As yet there has been no comprehensive test of the premise that interviews with a high cleanness rating result in higher quality data. Rather, an interview with a low cleanness rating may raise questions about compliance with research protocols and doubts about the authorship of the data collected.

Other forms of interviewing would be more appropriate where the researcher intentionally aims for the 'co-construction of meaning' or to challenge and change the understandings of participants, as in 'transformative interviews'.

Some critics have maintained that the metaphor 'clean' is pejorative to other methods. Grove settled on the metaphor after discovering how others – including Carl Rogers the originator of "non-directive therapy" – (unwittingly) 'contaminate' another person's perceptions with introduced content and presupposition

== Applications ==

While clean interviewing is ideally suited to research, it has also been used by police interviewers, critical incident investigators and in commercial projects such as requirements gathering, market research and organisational change. There is scope for it to be applied in fields such as cognitive task analysis and Naturalistic decision-making.

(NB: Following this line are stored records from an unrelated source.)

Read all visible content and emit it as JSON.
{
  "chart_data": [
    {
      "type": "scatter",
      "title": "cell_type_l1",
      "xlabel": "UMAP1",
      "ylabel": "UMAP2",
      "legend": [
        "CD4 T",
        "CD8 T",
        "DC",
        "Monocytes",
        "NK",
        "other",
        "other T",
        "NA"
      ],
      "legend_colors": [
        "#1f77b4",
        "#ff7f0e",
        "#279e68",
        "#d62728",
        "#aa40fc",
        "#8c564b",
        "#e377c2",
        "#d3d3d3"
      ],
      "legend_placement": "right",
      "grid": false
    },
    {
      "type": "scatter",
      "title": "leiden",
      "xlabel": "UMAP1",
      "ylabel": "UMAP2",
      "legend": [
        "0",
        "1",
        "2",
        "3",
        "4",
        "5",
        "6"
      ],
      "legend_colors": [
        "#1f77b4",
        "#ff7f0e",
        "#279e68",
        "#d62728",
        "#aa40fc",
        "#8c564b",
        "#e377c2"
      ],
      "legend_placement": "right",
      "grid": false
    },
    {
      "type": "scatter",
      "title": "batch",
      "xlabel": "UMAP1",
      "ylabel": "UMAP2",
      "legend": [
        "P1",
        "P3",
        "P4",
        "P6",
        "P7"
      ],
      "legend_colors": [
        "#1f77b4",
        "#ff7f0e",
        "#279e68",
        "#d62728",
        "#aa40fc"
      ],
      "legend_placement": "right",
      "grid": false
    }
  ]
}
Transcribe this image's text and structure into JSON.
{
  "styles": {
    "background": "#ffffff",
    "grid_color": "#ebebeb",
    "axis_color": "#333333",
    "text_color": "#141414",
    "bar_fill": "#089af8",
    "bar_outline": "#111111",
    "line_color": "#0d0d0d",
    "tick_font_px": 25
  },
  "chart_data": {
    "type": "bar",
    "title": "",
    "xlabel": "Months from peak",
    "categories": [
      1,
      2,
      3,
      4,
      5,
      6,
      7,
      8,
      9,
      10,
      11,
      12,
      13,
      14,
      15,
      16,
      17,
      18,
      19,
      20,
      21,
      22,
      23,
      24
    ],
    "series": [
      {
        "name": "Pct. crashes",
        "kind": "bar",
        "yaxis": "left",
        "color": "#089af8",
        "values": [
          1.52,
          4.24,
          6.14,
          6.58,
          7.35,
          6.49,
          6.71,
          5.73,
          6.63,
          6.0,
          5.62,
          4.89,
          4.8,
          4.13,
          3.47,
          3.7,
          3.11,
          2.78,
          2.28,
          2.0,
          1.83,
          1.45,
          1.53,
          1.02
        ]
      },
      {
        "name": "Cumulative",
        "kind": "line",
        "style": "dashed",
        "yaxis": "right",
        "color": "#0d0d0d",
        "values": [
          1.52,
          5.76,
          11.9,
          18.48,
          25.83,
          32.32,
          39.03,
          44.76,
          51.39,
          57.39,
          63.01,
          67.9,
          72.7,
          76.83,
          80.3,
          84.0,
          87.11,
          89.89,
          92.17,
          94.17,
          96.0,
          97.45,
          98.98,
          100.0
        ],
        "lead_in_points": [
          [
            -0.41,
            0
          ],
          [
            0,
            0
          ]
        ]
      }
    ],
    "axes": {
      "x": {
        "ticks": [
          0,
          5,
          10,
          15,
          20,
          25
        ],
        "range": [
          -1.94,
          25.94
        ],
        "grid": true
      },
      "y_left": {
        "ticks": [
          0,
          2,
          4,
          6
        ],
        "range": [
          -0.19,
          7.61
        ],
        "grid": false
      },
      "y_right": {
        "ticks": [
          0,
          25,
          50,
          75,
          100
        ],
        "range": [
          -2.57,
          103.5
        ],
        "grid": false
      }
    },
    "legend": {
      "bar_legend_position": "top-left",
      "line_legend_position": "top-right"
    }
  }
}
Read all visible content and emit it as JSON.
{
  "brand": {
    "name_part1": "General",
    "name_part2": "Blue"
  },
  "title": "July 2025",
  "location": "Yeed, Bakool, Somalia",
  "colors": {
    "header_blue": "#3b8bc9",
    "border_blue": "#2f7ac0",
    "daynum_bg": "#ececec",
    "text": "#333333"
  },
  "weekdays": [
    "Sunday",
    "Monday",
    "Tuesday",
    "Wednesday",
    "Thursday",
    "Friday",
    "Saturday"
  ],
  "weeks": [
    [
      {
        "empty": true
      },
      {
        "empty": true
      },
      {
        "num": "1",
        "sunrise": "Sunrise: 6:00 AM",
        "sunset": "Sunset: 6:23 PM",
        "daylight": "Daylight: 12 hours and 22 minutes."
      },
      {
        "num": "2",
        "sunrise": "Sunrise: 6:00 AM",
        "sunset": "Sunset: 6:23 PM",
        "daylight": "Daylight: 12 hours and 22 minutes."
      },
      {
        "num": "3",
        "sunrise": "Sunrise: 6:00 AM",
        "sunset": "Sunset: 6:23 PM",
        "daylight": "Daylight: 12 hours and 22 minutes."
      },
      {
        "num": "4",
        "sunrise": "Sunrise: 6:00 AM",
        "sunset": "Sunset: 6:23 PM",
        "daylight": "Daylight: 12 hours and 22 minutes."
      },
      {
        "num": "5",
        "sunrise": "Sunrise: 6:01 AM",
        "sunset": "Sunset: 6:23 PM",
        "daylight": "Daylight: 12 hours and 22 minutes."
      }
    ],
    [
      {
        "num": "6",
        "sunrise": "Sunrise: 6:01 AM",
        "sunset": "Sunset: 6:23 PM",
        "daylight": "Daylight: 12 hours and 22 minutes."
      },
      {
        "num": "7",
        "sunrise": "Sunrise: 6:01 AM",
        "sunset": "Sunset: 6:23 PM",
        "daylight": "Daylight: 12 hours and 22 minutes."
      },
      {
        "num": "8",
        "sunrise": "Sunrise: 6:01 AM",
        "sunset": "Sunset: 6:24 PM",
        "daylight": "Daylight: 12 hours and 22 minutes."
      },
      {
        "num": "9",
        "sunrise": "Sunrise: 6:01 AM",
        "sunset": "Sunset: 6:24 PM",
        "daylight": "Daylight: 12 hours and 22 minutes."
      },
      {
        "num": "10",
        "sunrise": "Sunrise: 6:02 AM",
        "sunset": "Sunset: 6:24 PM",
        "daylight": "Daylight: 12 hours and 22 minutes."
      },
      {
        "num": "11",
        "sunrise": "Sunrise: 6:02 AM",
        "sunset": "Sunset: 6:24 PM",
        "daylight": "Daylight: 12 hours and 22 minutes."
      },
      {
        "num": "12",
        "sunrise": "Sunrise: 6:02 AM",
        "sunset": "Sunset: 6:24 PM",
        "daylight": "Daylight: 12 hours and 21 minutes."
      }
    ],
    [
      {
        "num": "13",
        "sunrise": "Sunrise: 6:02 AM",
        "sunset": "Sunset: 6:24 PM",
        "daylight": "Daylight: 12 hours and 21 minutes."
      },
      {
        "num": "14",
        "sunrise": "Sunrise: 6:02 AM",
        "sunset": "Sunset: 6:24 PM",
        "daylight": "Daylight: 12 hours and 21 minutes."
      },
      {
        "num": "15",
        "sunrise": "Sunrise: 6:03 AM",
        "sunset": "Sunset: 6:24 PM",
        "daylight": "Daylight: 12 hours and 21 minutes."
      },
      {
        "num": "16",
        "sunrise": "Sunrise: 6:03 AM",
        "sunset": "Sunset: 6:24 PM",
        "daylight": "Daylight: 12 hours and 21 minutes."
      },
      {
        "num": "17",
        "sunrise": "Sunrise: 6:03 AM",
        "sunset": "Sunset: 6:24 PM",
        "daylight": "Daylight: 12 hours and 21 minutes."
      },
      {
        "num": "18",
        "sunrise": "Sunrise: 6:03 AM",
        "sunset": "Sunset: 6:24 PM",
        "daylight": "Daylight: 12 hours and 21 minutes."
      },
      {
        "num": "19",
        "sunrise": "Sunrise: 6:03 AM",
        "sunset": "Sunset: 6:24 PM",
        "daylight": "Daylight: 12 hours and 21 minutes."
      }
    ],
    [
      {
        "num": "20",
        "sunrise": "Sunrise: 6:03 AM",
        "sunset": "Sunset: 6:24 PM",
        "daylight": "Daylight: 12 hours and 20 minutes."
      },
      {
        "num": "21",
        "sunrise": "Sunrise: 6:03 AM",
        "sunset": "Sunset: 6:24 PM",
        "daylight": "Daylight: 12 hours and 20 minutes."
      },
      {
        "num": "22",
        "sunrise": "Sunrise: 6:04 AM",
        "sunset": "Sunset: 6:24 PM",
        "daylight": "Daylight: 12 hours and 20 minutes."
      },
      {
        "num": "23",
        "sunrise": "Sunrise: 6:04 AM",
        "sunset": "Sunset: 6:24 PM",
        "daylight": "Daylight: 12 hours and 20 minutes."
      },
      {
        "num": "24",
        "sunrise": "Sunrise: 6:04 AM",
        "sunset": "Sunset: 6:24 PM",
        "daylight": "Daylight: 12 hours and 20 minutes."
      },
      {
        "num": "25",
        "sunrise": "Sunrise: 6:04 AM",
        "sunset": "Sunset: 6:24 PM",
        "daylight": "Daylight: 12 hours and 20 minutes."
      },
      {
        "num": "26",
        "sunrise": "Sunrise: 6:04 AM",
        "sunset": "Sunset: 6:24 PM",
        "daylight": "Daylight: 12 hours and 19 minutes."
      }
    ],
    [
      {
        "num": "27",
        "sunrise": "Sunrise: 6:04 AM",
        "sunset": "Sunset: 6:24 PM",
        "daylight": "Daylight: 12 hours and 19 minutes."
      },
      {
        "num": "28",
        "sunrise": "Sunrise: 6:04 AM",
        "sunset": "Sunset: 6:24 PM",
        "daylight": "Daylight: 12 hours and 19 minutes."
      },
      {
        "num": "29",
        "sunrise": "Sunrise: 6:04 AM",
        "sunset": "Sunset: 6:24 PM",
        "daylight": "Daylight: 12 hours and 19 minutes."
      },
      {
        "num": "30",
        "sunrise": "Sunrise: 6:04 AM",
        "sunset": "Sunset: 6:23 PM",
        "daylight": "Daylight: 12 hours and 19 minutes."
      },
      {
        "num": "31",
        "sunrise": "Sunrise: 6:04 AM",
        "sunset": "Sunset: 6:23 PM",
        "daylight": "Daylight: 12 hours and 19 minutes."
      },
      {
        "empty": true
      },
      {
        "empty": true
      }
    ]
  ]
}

Examples of published research include:

- Tacit and explicit knowledge acquisition among student teachers in Czech Republic.
- Comparison of the evidence of coach competency from three perspectives.
- Elicitation of 30 European business leaders' metaphors and mental models of leadership and its development.
- Coachees' experience and outcomes from a single coaching session.
- Managers' metaphors of work-life balance.
- A Dutch case study into the role of knowledge in greening flood protection.
- Iranian students' metaphors for their teachers.
- A mid-term review of the Dutch Living with Water project.
- Professional development planning at a UK university.
- Legacy of war experiences of members of the Ulster Defence Regiment.
- An investigation into how midwifery students approach sensitive decisions of pregnant women in The Netherlands.
- A linguistic study of the (inter)subjectivity in people with a schizophrenia diagnosis.
- An Interpretative Phenomenological Analysis of looking up at the sky.
- An exploration of the sea's positive effect on wellbeing.

In addition clean interviewing has been used in a range of PhD research topics:

- Modelling curriculum design in higher education.
- A phenomenological multi-case study exploring the transformative potential of coaching conversations.
- Ways in which pervasive media can contribute to a multimodal holistic user experience of the ambulant landscape.
- Factors that influence employment choices amongst older employees in Denmark.
- An exploration of leadership and its development through the inner worlds of leaders using metaphor.
- A model of spiritual leadership and self-development in a Spiritual Order in Malaysia.
- How older workers in the fire and rescue service deal with work-life balance issues as they approach retirement.
- Whether senior partners in legal services firms possess the core characteristics of identity to work in alignment within the firm.